The Air Canada acquisition of Transat followed the guidebook to the letter. The only step remaining is set to occur on August 23rd when, at a special meeting, shareholders holding at least two-thirds of Transat’s class B shares are expected to vote in favour of the transaction as per the recommendation of Transat’s board of directors.
But Group Mach, a Quebec-based real-estate investor and operator, is trying to throw a monkey-wrench in this well-oiled mechanics (or, not to mix metaphors, to trip the ballerina). The group has come up with an unusual maneuver in an attempt to block the transaction. They are proposing that shareholders (representing at least 19.5% of class B shares) transfer their voting rights to Mach in exchange for a promise of $14 a share (as compared to the $13 offered by Air Canada).
That promise is highly contingent. If Mach does not receive at least 19.5% of the shares, it will simply return the shares to their owners. If Mach does receive the requisite number of shares but somehow the transaction still gets more than 66.6% of votes supporting it, then again Mach’s offer is moot and the shares tended to them will simply be returned to their owners.
If this stratagem seems too clever by half, well it is. Shareholders are asked to transfer their voting rights in exchange for an iffy promise of a $1 gain above the Air Canada offer. Yet, it creates a “prisoner’s dilemma situation” for shareholders of Transat: if one believes that other large shareholders may also reject the transaction, thus blocking it, better get in the $14 safety boat as the Transat’s stock price will drop precipitously on August 24th. (But if the number of shares tended exceed the 19.5%, only a proportional number of shares will be bought by Mach).
Indeed if the move is successful in blocking the transaction Transat’s share price will quickly drop to what it was before the prospective acquisition became public and perhaps even lower as Transat has been announcing bad news ever since. It is unclear how Group Mach would turn around the situation and bring back the stock price. They state rather vaguely: “Mach intends to work with other stakeholders and shareholders to advocate for improved corporate governance, management accountability and financial performance at Transat, with a view to maximizing returns for Transat shareholders.”

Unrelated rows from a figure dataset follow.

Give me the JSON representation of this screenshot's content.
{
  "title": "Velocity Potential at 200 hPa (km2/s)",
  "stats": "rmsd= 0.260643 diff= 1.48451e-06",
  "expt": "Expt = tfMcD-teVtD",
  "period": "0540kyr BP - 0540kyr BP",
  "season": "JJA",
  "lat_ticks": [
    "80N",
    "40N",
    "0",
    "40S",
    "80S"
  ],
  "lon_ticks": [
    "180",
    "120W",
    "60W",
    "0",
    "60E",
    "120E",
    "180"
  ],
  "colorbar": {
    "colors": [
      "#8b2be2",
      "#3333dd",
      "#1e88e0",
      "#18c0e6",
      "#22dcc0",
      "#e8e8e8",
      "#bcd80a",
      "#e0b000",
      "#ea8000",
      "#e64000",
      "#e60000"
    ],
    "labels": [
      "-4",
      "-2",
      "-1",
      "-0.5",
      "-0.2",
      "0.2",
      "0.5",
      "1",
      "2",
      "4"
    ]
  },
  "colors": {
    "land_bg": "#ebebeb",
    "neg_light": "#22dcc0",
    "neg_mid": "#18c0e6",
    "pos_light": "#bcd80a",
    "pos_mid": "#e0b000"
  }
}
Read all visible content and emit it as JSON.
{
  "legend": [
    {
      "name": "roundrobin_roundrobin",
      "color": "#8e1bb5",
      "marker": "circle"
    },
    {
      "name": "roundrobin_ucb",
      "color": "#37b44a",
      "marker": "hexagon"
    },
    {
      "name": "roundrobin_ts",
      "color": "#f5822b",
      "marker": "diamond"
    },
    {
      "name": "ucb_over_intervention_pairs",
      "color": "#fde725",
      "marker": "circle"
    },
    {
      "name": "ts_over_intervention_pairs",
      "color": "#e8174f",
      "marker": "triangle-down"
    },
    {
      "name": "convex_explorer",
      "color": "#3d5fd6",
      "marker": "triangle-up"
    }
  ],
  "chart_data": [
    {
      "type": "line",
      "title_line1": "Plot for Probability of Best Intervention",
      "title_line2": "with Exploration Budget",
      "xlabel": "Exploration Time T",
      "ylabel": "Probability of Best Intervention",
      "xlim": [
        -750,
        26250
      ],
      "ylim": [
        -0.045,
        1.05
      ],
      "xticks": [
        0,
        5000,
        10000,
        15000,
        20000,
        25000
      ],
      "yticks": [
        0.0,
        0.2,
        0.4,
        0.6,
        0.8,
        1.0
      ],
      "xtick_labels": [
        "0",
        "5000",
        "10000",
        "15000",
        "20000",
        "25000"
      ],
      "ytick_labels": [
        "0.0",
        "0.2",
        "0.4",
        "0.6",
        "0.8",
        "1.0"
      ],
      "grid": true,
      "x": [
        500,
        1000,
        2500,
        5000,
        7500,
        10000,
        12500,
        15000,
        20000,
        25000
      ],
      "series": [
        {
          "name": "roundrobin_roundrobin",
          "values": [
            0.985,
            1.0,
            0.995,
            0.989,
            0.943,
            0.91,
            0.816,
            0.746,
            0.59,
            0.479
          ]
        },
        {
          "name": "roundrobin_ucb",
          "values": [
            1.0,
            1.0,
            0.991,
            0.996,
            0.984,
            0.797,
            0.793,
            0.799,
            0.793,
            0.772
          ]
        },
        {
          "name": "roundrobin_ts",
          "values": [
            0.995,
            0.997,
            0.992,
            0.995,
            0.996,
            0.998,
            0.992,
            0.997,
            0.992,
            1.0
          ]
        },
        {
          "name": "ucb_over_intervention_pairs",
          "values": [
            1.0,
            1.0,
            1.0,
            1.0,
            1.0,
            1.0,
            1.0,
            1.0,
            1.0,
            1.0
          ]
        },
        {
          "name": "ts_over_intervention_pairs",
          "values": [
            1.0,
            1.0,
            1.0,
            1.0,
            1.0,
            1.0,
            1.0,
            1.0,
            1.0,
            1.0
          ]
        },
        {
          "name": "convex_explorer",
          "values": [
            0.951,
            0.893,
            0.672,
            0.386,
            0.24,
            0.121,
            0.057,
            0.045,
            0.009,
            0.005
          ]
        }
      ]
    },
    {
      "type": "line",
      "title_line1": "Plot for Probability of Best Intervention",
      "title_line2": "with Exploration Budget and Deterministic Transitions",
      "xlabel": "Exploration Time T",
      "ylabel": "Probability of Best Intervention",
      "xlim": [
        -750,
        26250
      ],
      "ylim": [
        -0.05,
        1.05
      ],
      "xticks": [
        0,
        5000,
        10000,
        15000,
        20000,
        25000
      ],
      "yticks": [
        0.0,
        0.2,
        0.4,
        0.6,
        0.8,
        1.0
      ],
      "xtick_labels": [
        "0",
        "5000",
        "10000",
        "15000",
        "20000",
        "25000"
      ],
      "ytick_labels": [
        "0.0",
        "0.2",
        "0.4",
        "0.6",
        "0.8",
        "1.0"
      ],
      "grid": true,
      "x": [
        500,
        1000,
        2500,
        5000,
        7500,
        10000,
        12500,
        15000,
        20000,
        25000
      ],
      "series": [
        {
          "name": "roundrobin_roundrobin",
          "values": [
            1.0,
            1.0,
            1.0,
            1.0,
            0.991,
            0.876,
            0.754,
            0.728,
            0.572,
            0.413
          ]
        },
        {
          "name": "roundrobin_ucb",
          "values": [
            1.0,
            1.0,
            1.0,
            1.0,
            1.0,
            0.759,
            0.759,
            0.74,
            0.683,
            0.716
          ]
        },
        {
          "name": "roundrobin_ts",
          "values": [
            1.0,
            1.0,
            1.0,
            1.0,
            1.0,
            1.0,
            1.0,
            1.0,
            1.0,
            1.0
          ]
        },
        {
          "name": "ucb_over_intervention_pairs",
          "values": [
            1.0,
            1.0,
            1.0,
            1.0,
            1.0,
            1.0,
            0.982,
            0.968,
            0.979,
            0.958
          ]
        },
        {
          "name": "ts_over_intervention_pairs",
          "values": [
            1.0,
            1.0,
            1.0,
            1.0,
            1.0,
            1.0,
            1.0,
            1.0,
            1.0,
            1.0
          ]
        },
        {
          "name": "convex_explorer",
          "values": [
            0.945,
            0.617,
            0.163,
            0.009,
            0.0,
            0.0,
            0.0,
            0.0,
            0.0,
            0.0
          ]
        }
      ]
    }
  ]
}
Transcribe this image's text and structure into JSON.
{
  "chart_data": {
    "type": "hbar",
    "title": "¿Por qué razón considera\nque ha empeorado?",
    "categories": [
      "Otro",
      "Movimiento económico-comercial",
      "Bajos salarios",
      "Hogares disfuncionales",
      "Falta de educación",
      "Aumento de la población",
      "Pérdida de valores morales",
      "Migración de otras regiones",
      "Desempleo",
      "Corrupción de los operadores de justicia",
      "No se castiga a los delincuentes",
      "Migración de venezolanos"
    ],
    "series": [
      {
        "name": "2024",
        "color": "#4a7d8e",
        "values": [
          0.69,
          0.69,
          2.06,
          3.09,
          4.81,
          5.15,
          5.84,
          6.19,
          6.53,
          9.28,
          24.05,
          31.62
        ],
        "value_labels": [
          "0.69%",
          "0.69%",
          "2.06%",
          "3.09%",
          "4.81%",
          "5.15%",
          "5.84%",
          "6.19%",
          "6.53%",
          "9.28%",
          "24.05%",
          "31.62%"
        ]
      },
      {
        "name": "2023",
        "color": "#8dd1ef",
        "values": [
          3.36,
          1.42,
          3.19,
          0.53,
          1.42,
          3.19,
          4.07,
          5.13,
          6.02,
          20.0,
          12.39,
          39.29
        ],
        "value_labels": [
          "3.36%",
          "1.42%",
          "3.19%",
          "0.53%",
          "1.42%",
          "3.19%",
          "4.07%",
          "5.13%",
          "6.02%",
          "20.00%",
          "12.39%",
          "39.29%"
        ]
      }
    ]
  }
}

Of course one may wish that Transat had continued as an independent operator providing some needed competition to Air Canada. Mach pushes the argument that with their offer one gets cash right away while the Air Canada transaction will not close until 2020 and hints at competition hurdles with regulatory authorities.
So shareholders may favour the transaction with Air Canada but fear that it will be blocked thus motivating them to accept the Mach offer. If a large number of shares, much more than 19.5%, were tended, the $14 offer would apply only to a fraction of their shareholding, the balance would suffer from the ensuing drop in Transat’s share price. Mach’s offer is valid until August 13th. It would be useful if large shareholders of Transat were to announce their voting intentions before that date.
All in all, the Mach proposal is unusual and does put shareholders, particularly small shareholders, in a sort of double-bind; it deserves scrutiny by the securities commissions.
Opinions expressed are strictly those of the author.